Biyolojik lifting aşıları içeriğine ve cilt yapısına göre belirlenen noktalara enjekte edilir. Kliniğimizce denenip en fazla verim aldığımız 10 nokta lifting aşımız, yoğun hyaluronik asit jelinden oluşan bir hidrobooster serisidir. Su molekülleri ile kompleks oluşturma yeteneği sayesinde doku hidrasyonunu, elastikiyetini ve sıkılığını arttırmaya yardımcı olur. Dermis katmanlarına derinlemesine nemlendirme sağlayarak cildin dokusunun ve parlaklığının doğal bir şekilde ortaya çıkmasını sağlar. Kolajen ve elastin liflerinin yeniden yapılanma ve şekillenme süreçlerinin doğal olarak uyarılmasına yardımcı olur bu sayede sadece tek seansta ışıltıyı ve yoğun lift etkisini görmüş oluyoruz.
Biyolojik lifting ne kadar sıklıkla yapılacak bir uygulamadır?
Genel olarak hastanın cilt durumuna göre bir veya iki seanslık bir işlem olarak belirlenir.
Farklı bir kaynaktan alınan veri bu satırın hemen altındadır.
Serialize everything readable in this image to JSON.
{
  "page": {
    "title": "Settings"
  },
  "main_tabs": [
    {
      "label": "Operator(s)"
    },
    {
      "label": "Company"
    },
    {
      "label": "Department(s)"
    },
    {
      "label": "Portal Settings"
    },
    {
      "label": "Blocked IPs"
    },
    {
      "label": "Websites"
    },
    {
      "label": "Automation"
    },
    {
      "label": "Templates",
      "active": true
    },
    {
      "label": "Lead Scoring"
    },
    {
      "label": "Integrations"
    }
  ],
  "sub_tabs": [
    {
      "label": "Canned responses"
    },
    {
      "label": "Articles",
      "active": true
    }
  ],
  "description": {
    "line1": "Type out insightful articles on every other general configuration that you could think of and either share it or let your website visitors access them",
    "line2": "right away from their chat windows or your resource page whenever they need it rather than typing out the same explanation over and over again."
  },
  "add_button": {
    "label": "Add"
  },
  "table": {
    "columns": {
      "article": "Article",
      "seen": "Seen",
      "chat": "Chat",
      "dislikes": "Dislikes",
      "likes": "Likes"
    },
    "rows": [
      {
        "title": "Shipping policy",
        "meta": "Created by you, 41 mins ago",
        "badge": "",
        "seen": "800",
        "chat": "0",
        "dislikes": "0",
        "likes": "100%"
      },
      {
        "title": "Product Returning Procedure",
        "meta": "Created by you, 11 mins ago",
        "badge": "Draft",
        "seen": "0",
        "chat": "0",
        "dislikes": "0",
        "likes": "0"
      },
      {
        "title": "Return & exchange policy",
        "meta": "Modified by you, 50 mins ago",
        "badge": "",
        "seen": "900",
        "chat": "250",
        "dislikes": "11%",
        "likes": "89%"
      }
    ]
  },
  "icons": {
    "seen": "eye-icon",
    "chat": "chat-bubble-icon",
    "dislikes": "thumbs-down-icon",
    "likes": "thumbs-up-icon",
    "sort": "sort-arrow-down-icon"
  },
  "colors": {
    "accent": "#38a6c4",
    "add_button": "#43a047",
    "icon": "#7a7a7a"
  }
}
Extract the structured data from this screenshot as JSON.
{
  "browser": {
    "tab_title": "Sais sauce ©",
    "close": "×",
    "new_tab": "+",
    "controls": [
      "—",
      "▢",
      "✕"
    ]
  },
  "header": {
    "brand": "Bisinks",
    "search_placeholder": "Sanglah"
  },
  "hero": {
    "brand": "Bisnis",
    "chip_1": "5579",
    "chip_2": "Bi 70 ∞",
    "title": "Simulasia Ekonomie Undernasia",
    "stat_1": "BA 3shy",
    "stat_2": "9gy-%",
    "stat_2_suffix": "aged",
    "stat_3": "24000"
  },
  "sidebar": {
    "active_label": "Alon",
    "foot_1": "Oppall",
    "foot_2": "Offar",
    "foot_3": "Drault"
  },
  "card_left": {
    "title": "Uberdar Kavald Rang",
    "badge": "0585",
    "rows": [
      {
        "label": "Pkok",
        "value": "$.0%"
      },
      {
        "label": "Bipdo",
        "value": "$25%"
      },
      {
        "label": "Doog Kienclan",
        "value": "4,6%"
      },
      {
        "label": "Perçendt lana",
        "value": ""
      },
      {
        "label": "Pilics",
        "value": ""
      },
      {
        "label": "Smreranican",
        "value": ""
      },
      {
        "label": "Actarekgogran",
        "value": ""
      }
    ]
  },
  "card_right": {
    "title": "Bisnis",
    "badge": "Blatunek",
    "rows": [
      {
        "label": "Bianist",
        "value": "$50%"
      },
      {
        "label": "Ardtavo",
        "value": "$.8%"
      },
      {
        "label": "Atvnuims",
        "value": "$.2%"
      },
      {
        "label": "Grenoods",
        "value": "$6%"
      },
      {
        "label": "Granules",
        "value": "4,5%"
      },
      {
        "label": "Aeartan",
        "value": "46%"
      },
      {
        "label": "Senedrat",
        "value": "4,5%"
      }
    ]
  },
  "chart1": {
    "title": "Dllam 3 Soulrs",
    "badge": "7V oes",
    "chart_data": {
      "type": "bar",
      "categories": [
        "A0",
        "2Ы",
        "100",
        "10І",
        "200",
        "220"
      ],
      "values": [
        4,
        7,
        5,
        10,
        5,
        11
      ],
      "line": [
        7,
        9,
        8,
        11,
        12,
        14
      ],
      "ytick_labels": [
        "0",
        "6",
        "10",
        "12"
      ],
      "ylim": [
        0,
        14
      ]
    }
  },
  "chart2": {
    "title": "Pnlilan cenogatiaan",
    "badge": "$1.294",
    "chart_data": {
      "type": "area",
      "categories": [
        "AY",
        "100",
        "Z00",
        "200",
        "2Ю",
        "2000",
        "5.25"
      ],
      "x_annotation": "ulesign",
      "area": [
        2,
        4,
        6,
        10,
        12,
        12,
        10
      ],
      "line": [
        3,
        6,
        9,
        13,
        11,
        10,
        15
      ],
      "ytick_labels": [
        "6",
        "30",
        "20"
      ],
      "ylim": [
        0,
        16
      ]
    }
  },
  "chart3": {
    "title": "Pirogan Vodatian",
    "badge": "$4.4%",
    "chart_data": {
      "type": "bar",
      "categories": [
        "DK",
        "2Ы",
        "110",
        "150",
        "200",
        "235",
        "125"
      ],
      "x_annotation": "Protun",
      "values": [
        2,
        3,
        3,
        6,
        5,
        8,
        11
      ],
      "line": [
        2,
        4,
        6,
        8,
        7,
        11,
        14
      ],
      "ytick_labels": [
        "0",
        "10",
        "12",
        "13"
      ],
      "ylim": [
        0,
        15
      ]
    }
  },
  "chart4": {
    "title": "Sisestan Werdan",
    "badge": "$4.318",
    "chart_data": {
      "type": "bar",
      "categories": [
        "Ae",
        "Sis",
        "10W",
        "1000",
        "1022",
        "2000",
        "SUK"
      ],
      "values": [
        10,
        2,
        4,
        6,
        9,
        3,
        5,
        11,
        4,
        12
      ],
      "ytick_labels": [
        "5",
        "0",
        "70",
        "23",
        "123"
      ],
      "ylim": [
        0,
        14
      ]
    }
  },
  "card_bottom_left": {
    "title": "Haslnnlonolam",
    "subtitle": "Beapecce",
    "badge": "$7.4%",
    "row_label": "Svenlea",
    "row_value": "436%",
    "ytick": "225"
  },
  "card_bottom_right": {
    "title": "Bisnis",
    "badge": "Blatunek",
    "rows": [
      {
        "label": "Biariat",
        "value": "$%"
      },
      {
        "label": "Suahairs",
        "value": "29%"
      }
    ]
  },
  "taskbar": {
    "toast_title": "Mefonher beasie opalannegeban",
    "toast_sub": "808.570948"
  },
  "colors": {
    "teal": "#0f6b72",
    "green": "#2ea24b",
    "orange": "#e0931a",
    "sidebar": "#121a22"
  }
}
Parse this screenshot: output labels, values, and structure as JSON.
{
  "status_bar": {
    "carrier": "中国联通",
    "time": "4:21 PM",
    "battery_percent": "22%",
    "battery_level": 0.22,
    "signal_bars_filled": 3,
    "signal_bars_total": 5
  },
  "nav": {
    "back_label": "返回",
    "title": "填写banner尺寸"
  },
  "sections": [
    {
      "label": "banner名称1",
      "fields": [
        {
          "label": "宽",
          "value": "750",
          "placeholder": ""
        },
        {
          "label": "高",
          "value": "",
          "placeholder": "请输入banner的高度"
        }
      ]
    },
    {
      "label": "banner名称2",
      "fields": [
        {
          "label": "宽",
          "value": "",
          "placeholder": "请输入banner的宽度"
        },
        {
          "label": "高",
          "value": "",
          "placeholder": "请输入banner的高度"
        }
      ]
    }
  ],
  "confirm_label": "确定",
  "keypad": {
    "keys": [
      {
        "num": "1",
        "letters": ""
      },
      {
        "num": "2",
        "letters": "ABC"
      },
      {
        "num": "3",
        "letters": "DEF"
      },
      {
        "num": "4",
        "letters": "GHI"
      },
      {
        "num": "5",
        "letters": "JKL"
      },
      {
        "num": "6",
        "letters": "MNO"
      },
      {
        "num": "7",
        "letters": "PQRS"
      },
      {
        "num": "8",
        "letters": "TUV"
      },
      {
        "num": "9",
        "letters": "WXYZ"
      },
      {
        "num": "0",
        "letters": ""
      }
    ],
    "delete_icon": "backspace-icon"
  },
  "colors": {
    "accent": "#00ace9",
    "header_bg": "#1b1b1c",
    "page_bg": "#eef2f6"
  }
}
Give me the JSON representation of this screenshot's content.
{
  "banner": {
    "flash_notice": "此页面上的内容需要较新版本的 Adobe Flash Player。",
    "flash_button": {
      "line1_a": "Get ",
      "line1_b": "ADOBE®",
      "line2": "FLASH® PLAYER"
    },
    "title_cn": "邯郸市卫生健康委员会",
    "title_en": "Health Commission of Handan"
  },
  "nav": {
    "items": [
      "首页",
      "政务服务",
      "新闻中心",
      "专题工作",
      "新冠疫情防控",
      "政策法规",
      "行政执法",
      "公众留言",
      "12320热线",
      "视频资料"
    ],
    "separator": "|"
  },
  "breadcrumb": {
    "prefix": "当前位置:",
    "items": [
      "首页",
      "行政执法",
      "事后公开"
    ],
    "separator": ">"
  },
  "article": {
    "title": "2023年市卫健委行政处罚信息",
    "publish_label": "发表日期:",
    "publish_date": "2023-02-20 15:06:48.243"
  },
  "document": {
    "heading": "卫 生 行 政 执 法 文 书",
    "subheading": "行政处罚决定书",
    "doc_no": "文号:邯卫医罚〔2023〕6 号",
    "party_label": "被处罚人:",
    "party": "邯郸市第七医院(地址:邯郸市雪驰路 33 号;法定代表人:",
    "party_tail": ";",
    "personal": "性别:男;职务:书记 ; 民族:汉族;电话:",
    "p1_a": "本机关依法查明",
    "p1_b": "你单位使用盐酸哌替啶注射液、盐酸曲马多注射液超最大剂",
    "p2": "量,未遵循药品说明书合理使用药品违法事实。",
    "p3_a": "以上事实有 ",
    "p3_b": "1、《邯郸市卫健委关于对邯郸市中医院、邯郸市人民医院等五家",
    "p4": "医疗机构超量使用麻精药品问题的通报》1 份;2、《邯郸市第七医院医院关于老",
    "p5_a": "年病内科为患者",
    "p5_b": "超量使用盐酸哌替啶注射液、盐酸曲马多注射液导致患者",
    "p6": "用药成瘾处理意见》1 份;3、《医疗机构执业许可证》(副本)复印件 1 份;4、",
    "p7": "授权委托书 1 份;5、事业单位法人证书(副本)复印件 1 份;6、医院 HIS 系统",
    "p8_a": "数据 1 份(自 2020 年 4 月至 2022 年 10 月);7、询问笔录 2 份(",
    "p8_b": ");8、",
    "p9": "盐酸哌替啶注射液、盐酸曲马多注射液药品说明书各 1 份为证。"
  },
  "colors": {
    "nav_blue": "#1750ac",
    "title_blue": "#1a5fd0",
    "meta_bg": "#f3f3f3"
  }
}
Seanslar 15 gün arayla planlanır. Bu 15 günlük sürecin sonunda uygulamanın yapılan alanda etkisi fark edilmiş olur. 10-12 ay arasında işlem etkisi devam etmektedir. Yılda bir defa tekrarlanması önerilir.
Biyolojik lifting hangi bölgelere yapılabilir?
Uygulama yaygın olarak yüz bölgesine yapılsa da boyun bölgesindeki kırışıklık ve yaşlanma belirtilerinin azalmasında, dekolte bölgesindeki sarkma ve elastin kayıplarında ve el üstü yaşlanma ve kuruluk tedavilerinde de rahatlıkla kullanılıp güzel sonuçlar vermektedir.